Entretien avec EMMANUEL PARRAUD, RÉALISATEUR

Ton premier film réunionnais, Adieu à tout cela, semblait regarder la Réunion depuis l’extérieur, avec ce personnage de jeune fille qui est sur le départ pour la métropole.

OI>Film : Ton second, Sac la mort, semble s’y être installé, faire partie du paysage local, avec un personnage qui n’a pas su s’adapter au climat métropolitain et est rentré à la Réunion. Entre ces deux films es-tu devenu un cinéaste réunionnais ?

Emmanuel Parraud : Pour Adieu à tout cela, c’était en 2009, je découvrais encore La Réunion, j’ai considéré que je ne pouvais donc que donner le point de vue de quelqu’un qui cherche à comprendre, à trouver sa place. J’ai donc écrit une histoire qui raconte ça et voulu donner au spectateur une place d’observateur, de témoin, parfois un peu distancié, qui par instant seulement s’approche plus près de son sujet. D’où le choix de raconter l’histoire de cette jeune fille née à La Réunion mais de parents Zoreilles[1] et qui cherche à sortir de sa sphère en allant vers les autres. D’ou le choix aussi de ces axes de caméras qui tiennent le spectateur à l’écart, à l’extérieur de l’action, filmés de profil ou frontalement de manière un peu théâtrale.

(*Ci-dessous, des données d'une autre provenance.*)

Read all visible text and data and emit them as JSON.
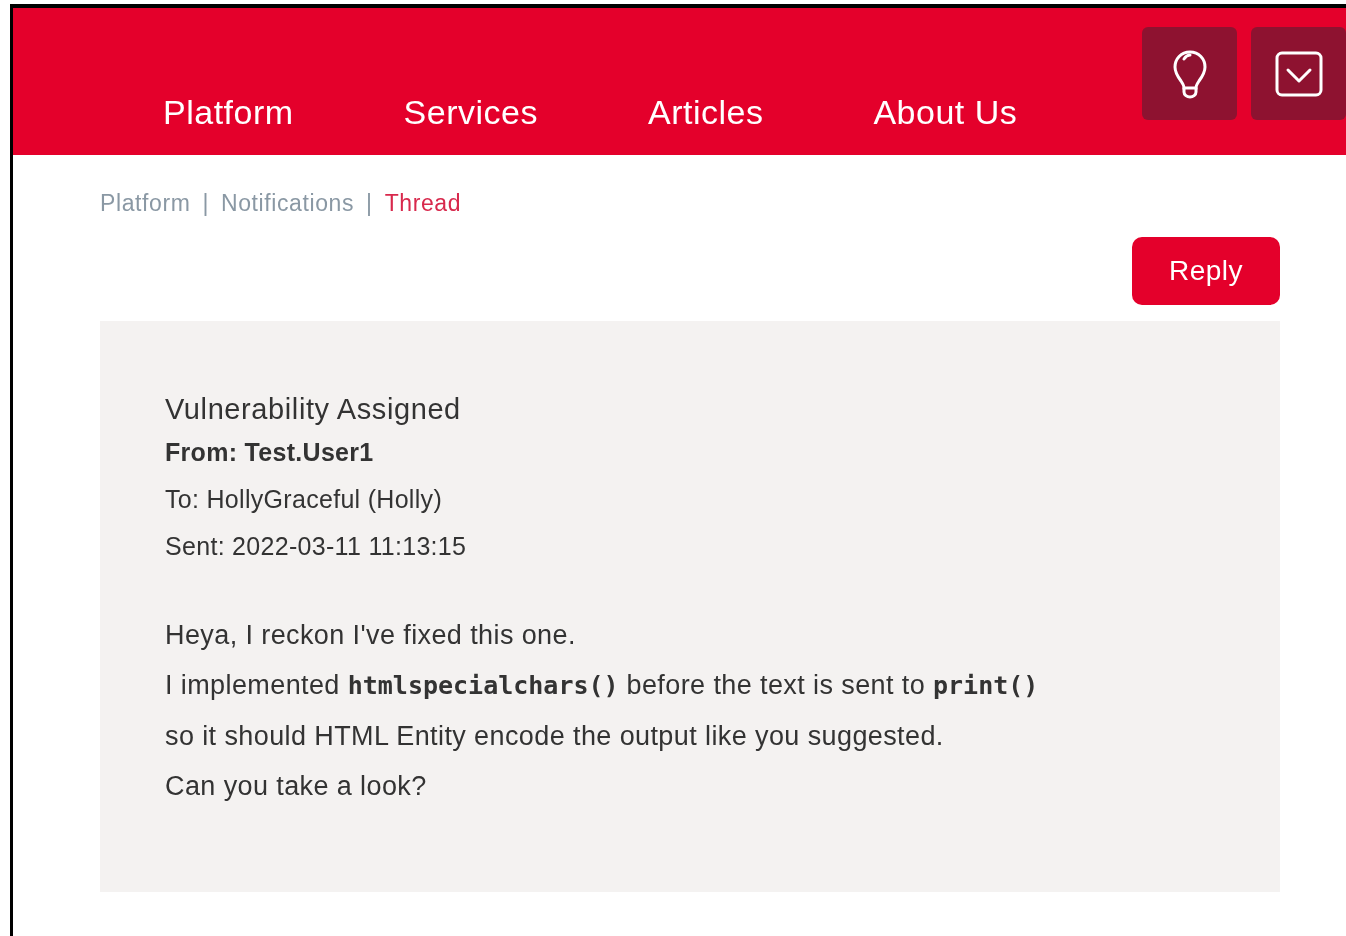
{
  "nav": {
    "items": [
      {
        "label": "Platform"
      },
      {
        "label": "Services"
      },
      {
        "label": "Articles"
      },
      {
        "label": "About Us"
      }
    ],
    "icon_buttons": [
      {
        "kind": "bulb"
      },
      {
        "kind": "inbox"
      }
    ]
  },
  "breadcrumb": [
    {
      "label": "Platform",
      "selected": false
    },
    {
      "separator": "|",
      "label": "Notifications",
      "selected": false
    },
    {
      "separator": "|",
      "label": "Thread",
      "selected": true
    }
  ],
  "reply_button": "Reply",
  "message": {
    "subject": "Vulnerability Assigned",
    "from": "From: Test.User1",
    "to": "To: HollyGraceful (Holly)",
    "sent": "Sent: 2022-03-11 11:13:15",
    "body": [
      [
        {
          "text": "Heya, I reckon I've fixed this one."
        }
      ],
      [
        {
          "text": "I implemented "
        },
        {
          "text": "htmlspecialchars()",
          "kind": "code"
        },
        {
          "text": " before the text is sent to "
        },
        {
          "text": "print()",
          "kind": "code"
        }
      ],
      [
        {
          "text": "so it should HTML Entity encode the output like you suggested."
        }
      ],
      [
        {
          "text": "Can you take a look?"
        }
      ]
    ]
  }
}
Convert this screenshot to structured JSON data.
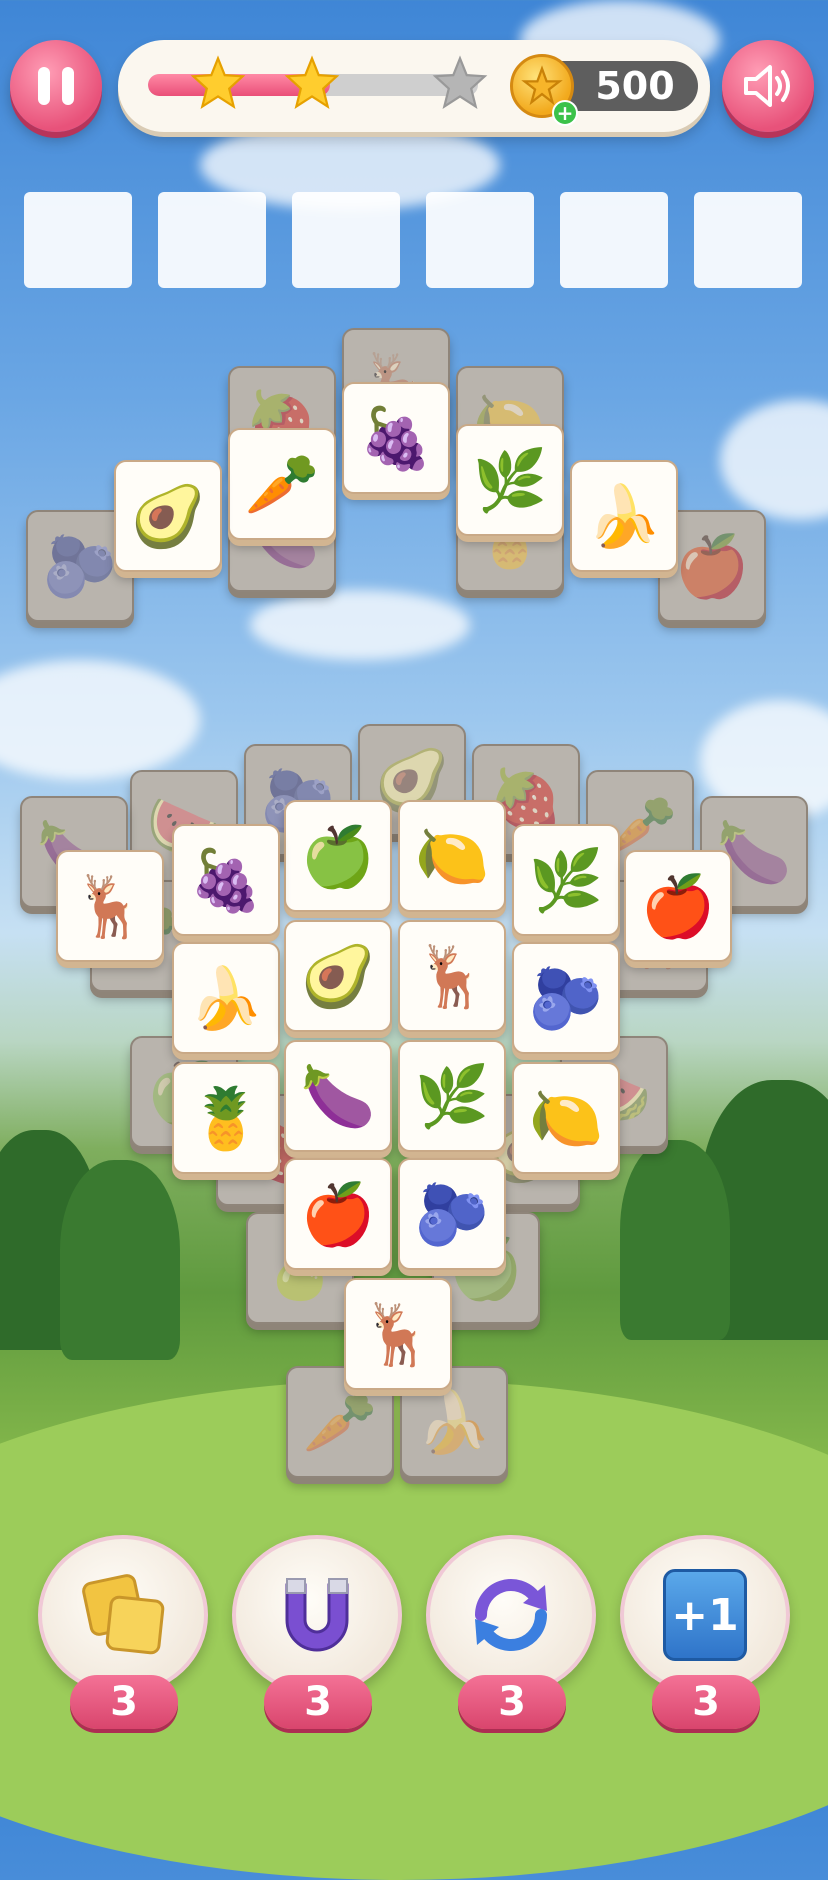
{
  "header": {
    "pause_icon": "pause-icon",
    "sound_icon": "speaker-icon",
    "progress_fraction": 0.55,
    "stars_earned": 2,
    "stars_total": 3,
    "coins": "500"
  },
  "tray": {
    "slot_count": 6
  },
  "colors": {
    "accent": "#e8527a",
    "tile_face": "#fffdf8",
    "tile_locked": "#b9b4ad",
    "coin": "#f2a91c"
  },
  "tiles": {
    "top_group": [
      {
        "icon": "🦌",
        "state": "locked"
      },
      {
        "icon": "🍓",
        "state": "locked"
      },
      {
        "icon": "🍋",
        "state": "locked"
      },
      {
        "icon": "🍇",
        "state": "open"
      },
      {
        "icon": "🥕",
        "state": "open"
      },
      {
        "icon": "🌿",
        "state": "open"
      },
      {
        "icon": "🥑",
        "state": "open"
      },
      {
        "icon": "🍌",
        "state": "open"
      },
      {
        "icon": "🫐",
        "state": "locked"
      },
      {
        "icon": "🍆",
        "state": "locked"
      },
      {
        "icon": "🍍",
        "state": "locked"
      },
      {
        "icon": "🍎",
        "state": "locked"
      }
    ],
    "bottom_group": [
      {
        "icon": "🥑",
        "state": "locked"
      },
      {
        "icon": "🫐",
        "state": "locked"
      },
      {
        "icon": "🍓",
        "state": "locked"
      },
      {
        "icon": "🍉",
        "state": "locked"
      },
      {
        "icon": "🥕",
        "state": "locked"
      },
      {
        "icon": "🍆",
        "state": "locked"
      },
      {
        "icon": "🍆",
        "state": "locked"
      },
      {
        "icon": "🍏",
        "state": "open"
      },
      {
        "icon": "🍋",
        "state": "open"
      },
      {
        "icon": "🦌",
        "state": "open"
      },
      {
        "icon": "🍇",
        "state": "open"
      },
      {
        "icon": "🌿",
        "state": "open"
      },
      {
        "icon": "🍎",
        "state": "open"
      },
      {
        "icon": "🥕",
        "state": "locked"
      },
      {
        "icon": "🦌",
        "state": "locked"
      },
      {
        "icon": "🍌",
        "state": "open"
      },
      {
        "icon": "🥑",
        "state": "open"
      },
      {
        "icon": "🦌",
        "state": "open"
      },
      {
        "icon": "🫐",
        "state": "open"
      },
      {
        "icon": "🍏",
        "state": "locked"
      },
      {
        "icon": "🍉",
        "state": "locked"
      },
      {
        "icon": "🍍",
        "state": "open"
      },
      {
        "icon": "🍆",
        "state": "open"
      },
      {
        "icon": "🌿",
        "state": "open"
      },
      {
        "icon": "🍋",
        "state": "open"
      },
      {
        "icon": "🍓",
        "state": "locked"
      },
      {
        "icon": "🥑",
        "state": "locked"
      },
      {
        "icon": "🍎",
        "state": "open"
      },
      {
        "icon": "🫐",
        "state": "open"
      },
      {
        "icon": "🍐",
        "state": "locked"
      },
      {
        "icon": "🍏",
        "state": "locked"
      },
      {
        "icon": "🦌",
        "state": "open"
      },
      {
        "icon": "🥕",
        "state": "locked"
      },
      {
        "icon": "🍌",
        "state": "locked"
      }
    ]
  },
  "boosters": [
    {
      "name": "shuffle-tiles",
      "icon": "tiles-icon",
      "count": "3"
    },
    {
      "name": "magnet",
      "icon": "magnet-icon",
      "count": "3"
    },
    {
      "name": "refresh",
      "icon": "refresh-icon",
      "count": "3"
    },
    {
      "name": "extra-slot",
      "icon": "plus-one-icon",
      "label": "+1",
      "count": "3"
    }
  ]
}
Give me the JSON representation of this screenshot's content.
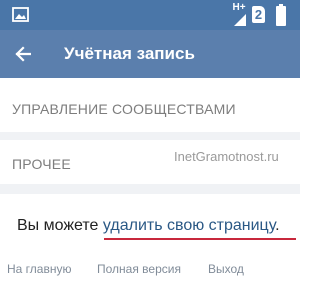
{
  "status_bar": {
    "network": "H+",
    "sim": "2",
    "icons": [
      "gallery-icon",
      "signal-icon",
      "battery-icon"
    ],
    "background": "#4a76a8"
  },
  "header": {
    "title": "Учётная запись",
    "back_icon": "arrow-left-icon",
    "background": "#5b7fad"
  },
  "menu": {
    "items": [
      {
        "label": "УПРАВЛЕНИЕ СООБЩЕСТВАМИ"
      },
      {
        "label": "ПРОЧЕЕ"
      }
    ]
  },
  "watermark": "InetGramotnost.ru",
  "delete_account": {
    "prefix": "Вы можете",
    "link": "удалить свою страницу",
    "suffix": ".",
    "link_color": "#2a5885",
    "underline_color": "#c8283c"
  },
  "footer": {
    "home": "На главную",
    "full_version": "Полная версия",
    "logout": "Выход"
  }
}
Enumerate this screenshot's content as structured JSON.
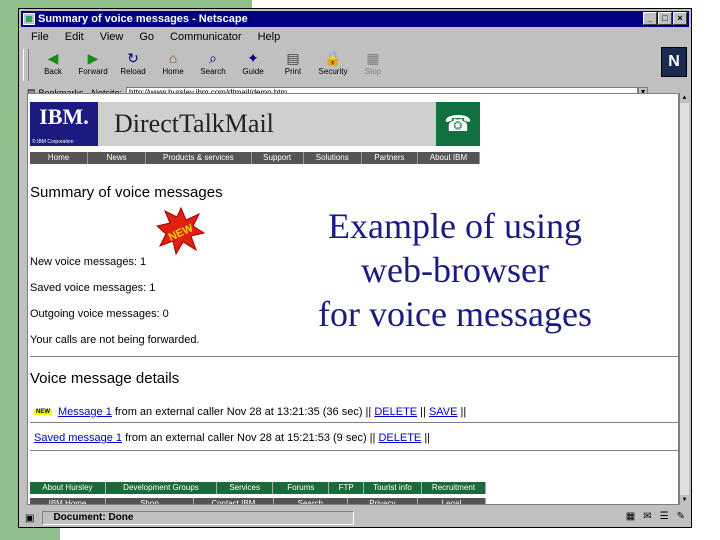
{
  "window": {
    "title": "Summary of voice messages - Netscape",
    "buttons": [
      "_",
      "□",
      "×"
    ]
  },
  "menu": [
    "File",
    "Edit",
    "View",
    "Go",
    "Communicator",
    "Help"
  ],
  "toolbar": [
    {
      "label": "Back",
      "icon": "back-arrow-icon",
      "glyph": "◀",
      "color": "#1a8a1a",
      "disabled": false
    },
    {
      "label": "Forward",
      "icon": "forward-arrow-icon",
      "glyph": "▶",
      "color": "#1a8a1a",
      "disabled": false
    },
    {
      "label": "Reload",
      "icon": "reload-icon",
      "glyph": "↻",
      "color": "#000080",
      "disabled": false
    },
    {
      "label": "Home",
      "icon": "home-icon",
      "glyph": "⌂",
      "color": "#8a4a1a",
      "disabled": false
    },
    {
      "label": "Search",
      "icon": "search-icon",
      "glyph": "⌕",
      "color": "#000080",
      "disabled": false
    },
    {
      "label": "Guide",
      "icon": "guide-icon",
      "glyph": "✦",
      "color": "#000080",
      "disabled": false
    },
    {
      "label": "Print",
      "icon": "print-icon",
      "glyph": "▤",
      "color": "#404040",
      "disabled": false
    },
    {
      "label": "Security",
      "icon": "lock-icon",
      "glyph": "🔒",
      "color": "#a02020",
      "disabled": false
    },
    {
      "label": "Stop",
      "icon": "stop-icon",
      "glyph": "▦",
      "color": "#808080",
      "disabled": true
    }
  ],
  "location": {
    "bookmarks_label": "Bookmarks",
    "netsite_label": "Netsite:",
    "url": "http://www.hursley.ibm.com/dtmail/demo.htm"
  },
  "header": {
    "ibm_logo_text": "IBM.",
    "ibm_corp": "© IBM Corporation",
    "product_name": "DirectTalkMail"
  },
  "topnav": [
    "Home",
    "News",
    "Products & services",
    "Support",
    "Solutions",
    "Partners",
    "About IBM"
  ],
  "summary": {
    "heading": "Summary of voice messages",
    "badge": "NEW",
    "lines": [
      "New voice messages: 1",
      "Saved voice messages: 1",
      "Outgoing voice messages: 0",
      "Your calls are not being forwarded."
    ]
  },
  "details": {
    "heading": "Voice message details",
    "new_badge": "NEW",
    "message1": {
      "link": "Message 1",
      "text": " from an external caller Nov 28 at 13:21:35 (36 sec) || ",
      "delete": "DELETE",
      "sep": " || ",
      "save": "SAVE",
      "end": " ||"
    },
    "message2": {
      "link": "Saved message 1",
      "text": " from an external caller Nov 28 at 15:21:53 (9 sec) || ",
      "delete": "DELETE",
      "end": " ||"
    }
  },
  "bottomnav1": [
    "About Hursley",
    "Development Groups",
    "Services",
    "Forums",
    "FTP",
    "Tourist info",
    "Recruitment"
  ],
  "bottomnav2": [
    "IBM Home",
    "Shop",
    "Contact IBM",
    "Search",
    "Privacy",
    "Legal"
  ],
  "status": "Document: Done",
  "overlay": {
    "line1": "Example of using",
    "line2": "web-browser",
    "line3": "for voice messages"
  },
  "colors": {
    "green_strip": "#8fbf8a",
    "overlay_text": "#1a1a80",
    "link": "#0000cc"
  }
}
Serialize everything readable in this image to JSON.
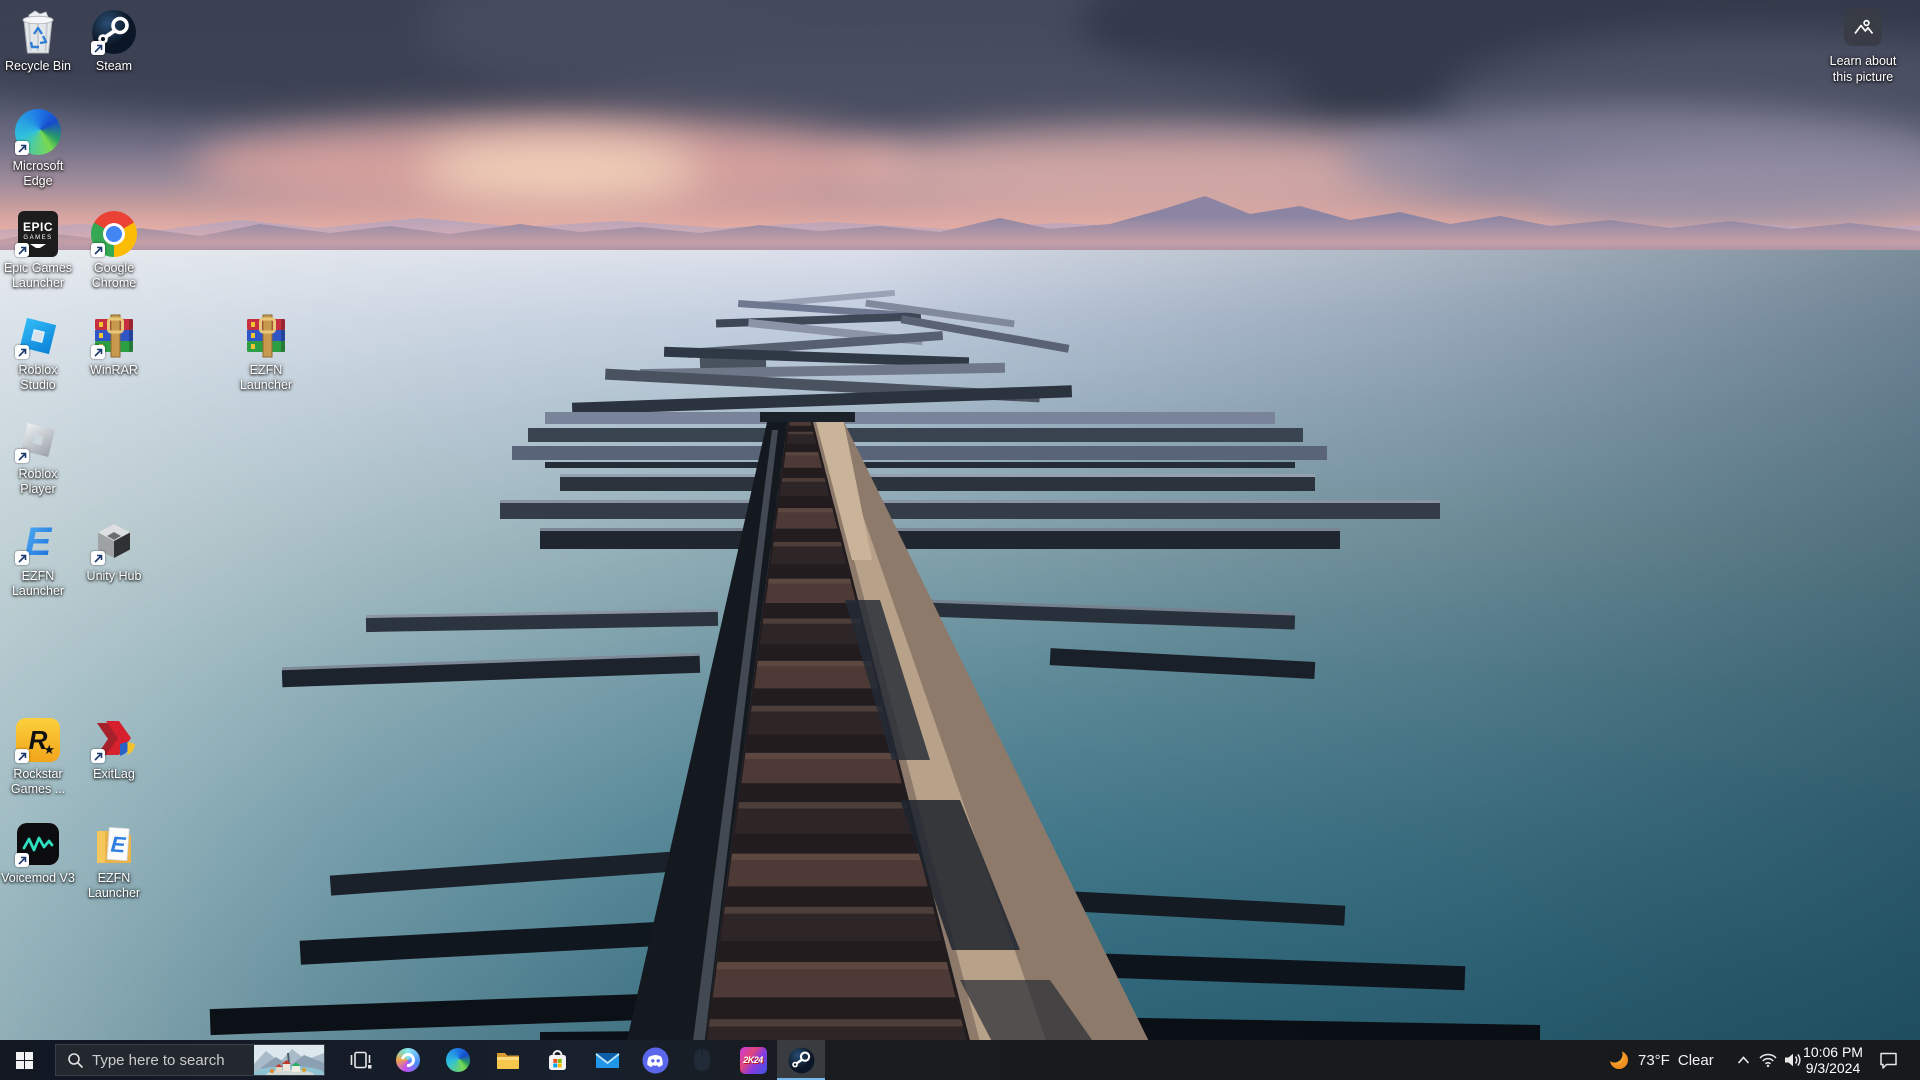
{
  "desktop": {
    "icons": [
      {
        "label1": "Recycle Bin"
      },
      {
        "label1": "Steam"
      },
      {
        "label1": "Microsoft",
        "label2": "Edge"
      },
      {
        "label1": "Epic Games",
        "label2": "Launcher",
        "logo1": "EPIC",
        "logo2": "GAMES"
      },
      {
        "label1": "Google",
        "label2": "Chrome"
      },
      {
        "label1": "Roblox",
        "label2": "Studio"
      },
      {
        "label1": "WinRAR"
      },
      {
        "label1": "EZFN",
        "label2": "Launcher"
      },
      {
        "label1": "Roblox Player"
      },
      {
        "label1": "EZFN",
        "label2": "Launcher",
        "logo1": "E"
      },
      {
        "label1": "Unity Hub"
      },
      {
        "label1": "Rockstar",
        "label2": "Games ...",
        "logo1": "R",
        "logo2": "★"
      },
      {
        "label1": "ExitLag"
      },
      {
        "label1": "Voicemod V3"
      },
      {
        "label1": "EZFN",
        "label2": "Launcher",
        "logo1": "E"
      }
    ],
    "learn_about": {
      "label1": "Learn about",
      "label2": "this picture"
    }
  },
  "taskbar": {
    "search": {
      "placeholder": "Type here to search"
    },
    "apps": {
      "nba2k_badge": "2K24"
    },
    "tray": {
      "temperature": "73°F",
      "condition": "Clear",
      "time": "10:06 PM",
      "date": "9/3/2024"
    }
  },
  "colors": {
    "accent": "#76b9ed",
    "taskbar": "#17191c",
    "sea": "#2a6173"
  }
}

 Avec Sac La Mort j’ai estimé que mon niveau de connaissance de La Réunion, des cafres[2], de Patrice et de ses amis me permettait cette fois d’envisager un film non plus « sur » mais « avec », pris au sens le plus large du terme. Le spectateur ne serait plus entomologiste. On n’essaierait pas non plus de lui faire croire qu’il est comme Patrice, dans sa tête, car cela sous-entendrait qu’il est comme lui, ce qui n’est pas le cas.  En tout cas pas majoritairement. La place la plus juste que je pouvais donner au spectateur c’était d’être aux côtés de Patrice, avec lui. Qu’il puisse éprouver une empathie pour lui sans pour autant tout comprendre de ce qui se passe pour Patrice. La caméra filmerait donc plus dans l’axe, plus engagée dans l’action aussi. Pour dire ça simplement, ma position c’est de dire que quand on est d’une culture on n’est pas d’une autre, on ne pourra jamais se comprendre vraiment, mais on doit chercher à se comprendre, il n’y a pas d’autre possibilité que faire le constat de nos différences et de les accepter, l’un et l’autre (sinon c’est le FN). C’est la seule place juste possible. Je ne suis pas de la même classe sociale ni de la même culture que Patrice. Et réciproquement (le réciproquement est important). Une fois qu’on en a fait le constat, qu’on en est conscient ensemble, on peut quand même travailler ensemble. C’est cette relation là qui fabrique Sac La Mort. Le spectateur dans ce film fait le constat des différences entre lui et Patrice (il ne pense pas comme lui, il n’agit pas comme la majorité agirait), mais il est amené à les accepter, à prendre Patrice comme il est, sans lui en faire le reproche ou le rejeter parce qu’il ressent que ce qui fait agir Patrice ainsi lui appartient, qu’il a ses raisons (comme dirait Renoir).

 

OI>Film : Ton regard prend forme à partir du monde de Patrice, le naturalisme de ta mise en scène ne rit pas des croyances des personnages, il accepte leur monde. Sac la mort traite vraiment son sujet de l’intérieur, sans exotisme, malgré quelques éléments très caractéristiques de l’imaginaire commun des réunionnais, « appel d’une carrière en métropole », « retour d’exil », « boisson locale typique », « chômage », « syncrétisme et sorcellerie », etc. Ce ne sont évidemment pas des clichés, mais des cas de figures récurrents. Peux tu nous en dire plus sur ta relation à ces sujets ?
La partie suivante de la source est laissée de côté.